My day at Western wrapped up with Jack Luderer, associate dean for research at the School of Medicine. WMU has folded its wildly successful Bioscience Research and Commercialization Center, which Luderer formerly led, into the med school.
Luderer said the BRCC helped a lot of former Pfizer researchers establish companies at the Southwest Michigan Innovation Center, a wet lab space in WMU's technology park. 41n. dsalk The BRCC is now under the auspices of WMU's new School of Medicine.
The BRCC's initial $10 million has funded around 30 companies, among them commercial successes like Proteos, Kalexsyn and CeeTox in Kalamazoo and Cytopherx in Ann Arbor. In August, WMU got $3.8 million from the state to launch BRCC II, which will look for mor biomedical success.
Luderer noted that unlike most government venture funds, 10 percent of its returns go back to the state of Michigan.

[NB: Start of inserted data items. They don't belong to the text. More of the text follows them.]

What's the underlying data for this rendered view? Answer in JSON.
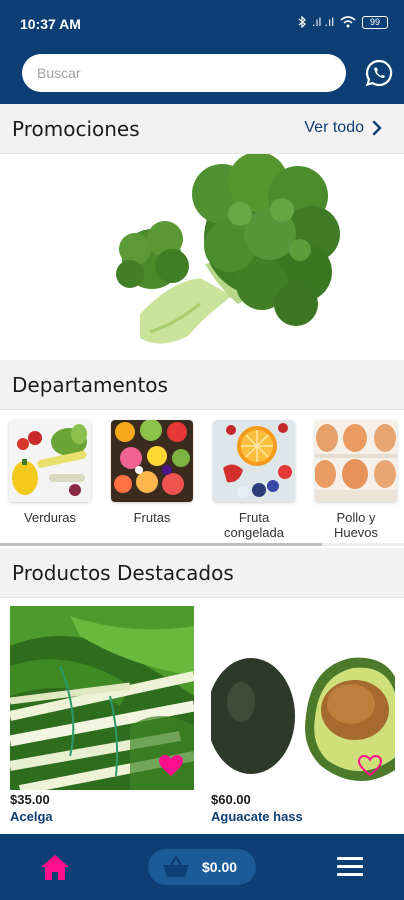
{
  "status_bar": {
    "time": "10:37 AM",
    "signal": ".ıl .ıl",
    "battery": "99"
  },
  "search": {
    "placeholder": "Buscar"
  },
  "icons": {
    "whatsapp": "whatsapp-icon",
    "chevron": "chevron-right-icon",
    "heart": "heart-icon",
    "home": "home-icon",
    "cart": "basket-icon",
    "menu": "hamburger-menu-icon"
  },
  "colors": {
    "primary": "#0d3f74",
    "accent": "#ff0f8b",
    "cart_pill": "#1d5b98"
  },
  "promotions": {
    "title": "Promociones",
    "see_all": "Ver todo"
  },
  "departments": {
    "title": "Departamentos",
    "items": [
      {
        "label": "Verduras"
      },
      {
        "label": "Frutas"
      },
      {
        "label": "Fruta congelada"
      },
      {
        "label": "Pollo y Huevos"
      }
    ]
  },
  "featured": {
    "title": "Productos Destacados",
    "products": [
      {
        "price": "$35.00",
        "name": "Acelga",
        "favorite": true
      },
      {
        "price": "$60.00",
        "name": "Aguacate hass",
        "favorite": false
      }
    ]
  },
  "bottom_nav": {
    "cart_total": "$0.00"
  }
}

Like everyone else connected with the medical school, also, he wouldn't tell me where the dang thing is going to be built -- downtown, east side, west side or wherever. Soon enough, I suppose, we'll see.
And so another fabulous day came to a conclusion on the Michigan high-tech road. I can't say much about Kalamazoo that hasn't been said before -- it's a pretty place full of hard-working people with a lot of education and skill. It's one of only a few metropolitan areas in the state where the local economy is growing substantially, and with these folks at work it's easy to see why. Thursday's tour stop: Michigan State!